Zelda Marshall sets Le Pub's stage on fire

Credit: Pat Croteau

Five-year drag veteran Zelda Marshall has taken over Le Pub’s Friday night show, and with free admission there’s no excuse for you to miss this “rock bitch” perform. While many drag queens only sing along to poppy, club friendly songs, Zelda thinks outside the box — dabbling in the hard music other queens wouldn’t touch with a six-inch pole.

“Can you imagine a drag show where everyone is doing Celine Dion?” Zelda asks from behind a mess of blond curls. If your answer is yes, then you need a change — and Zelda is here to diversify your palate.

“Drag shows with themes have their place, but you really can’t be offering the same thing week after week. One of the reasons I got into drag in the first place was because there weren’t any girls doing country. I thought, ‘I want to get up and fill that gap,’ and since I’ve been in drag I’ve found other gaps to fill. I like doing the really hard rock, the kick-ass rock.”

Courtney Love, Bif Naked, Pink, and Peaches are just some of the punks Zelda channels. She’s able to exude the youthfulness of singers who are many years her junior. It’s that and her originality that has fans taking notice.

“She’s the best,” says 24-year-old Nicolas Dondigny. “She’s the only one who’s real. She does it because she loves it, not because she’s craving attention.”

As Zelda flirtatiously interacts with the crowd during a rendition of No Doubt’s “Hella Good,” the crowd’s noise level makes it seems as if it’s really Gwen Stefani serenading them.

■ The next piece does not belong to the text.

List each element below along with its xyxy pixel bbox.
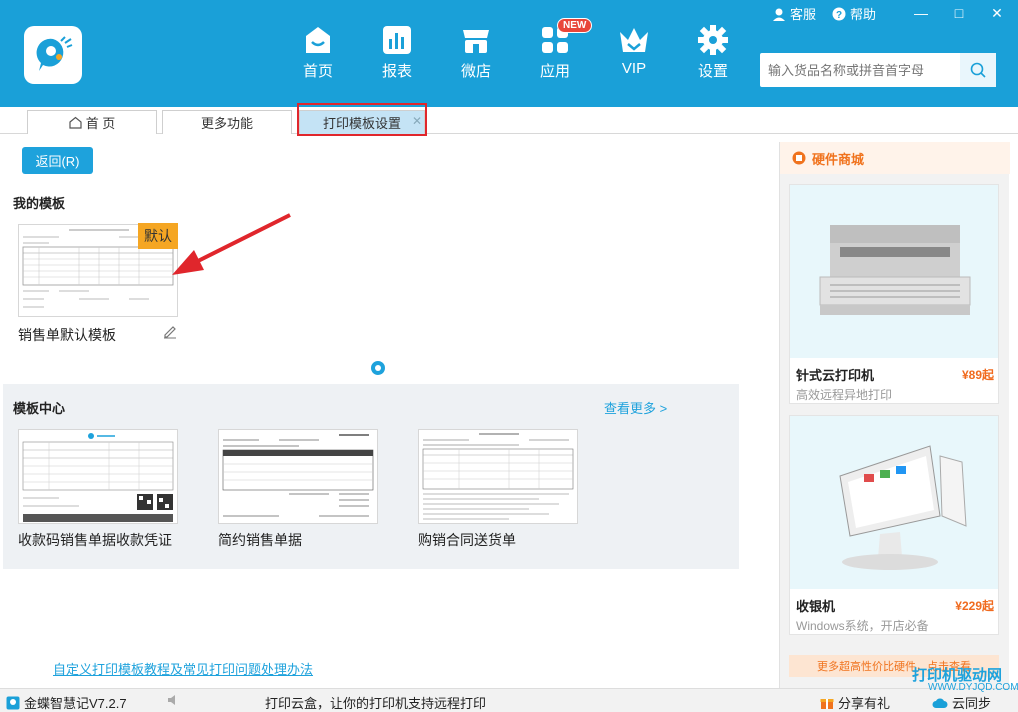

Zelda takes her theatrical talents and compacts them into a vivacious performance style sure to entertain. Born of a dance-instructor mother and a classically trained musician-father it’s no wonder she’s able to put on such a rockin’ show.

“Theatre was an outlet that brought me out of my shell and helped me become more extroverted,” Zelda says with enthusiasm.

After making her grand debut at the now-defunct Icon in 2001, Zelda played second fiddle to a number of Ottawa queens before now finally headlining her own show.

“Zelda put in her time and deserves everything she gets,” says former drag mother Ginette Bobo.

Talk of rivalries in the drag world run rampant, but Zelda insists she finds a way to coexist with each and every queen.

“From every queen I will learn something different. I try to synthesize what I’ve learned from every queen and see what works best for me. It can be very surprising and very humbling sometimes.”

With everything that is unconventional about Zelda, including her look and musical tastes, many drag fans may be surprised to learn that she isn’t gay. In a committed heterosexual relationship, Zelda balances her two personas, and even considers herself two-spirited.

“I identify as bisexual,” Zelda admits. “Why choose to be with someone on the basis of what is or is not between their legs. The problem with being bisexual is you can be hated by both sides. The straights think you’re perverted and the gays think you’re a fence sitter. Everybody hates you except other bisexual people.”

Admission to her show is kept free by the way of 50/50 tickets. For $5 a buyer gets tickets equalling the length of Zelda’s beautiful legs.

“You can buy one-for-one, three-for-two, or my whole legs length for $5 with the five-inch stiletto included; you get a couple tickets right there just in the heel,” Zelda smirks.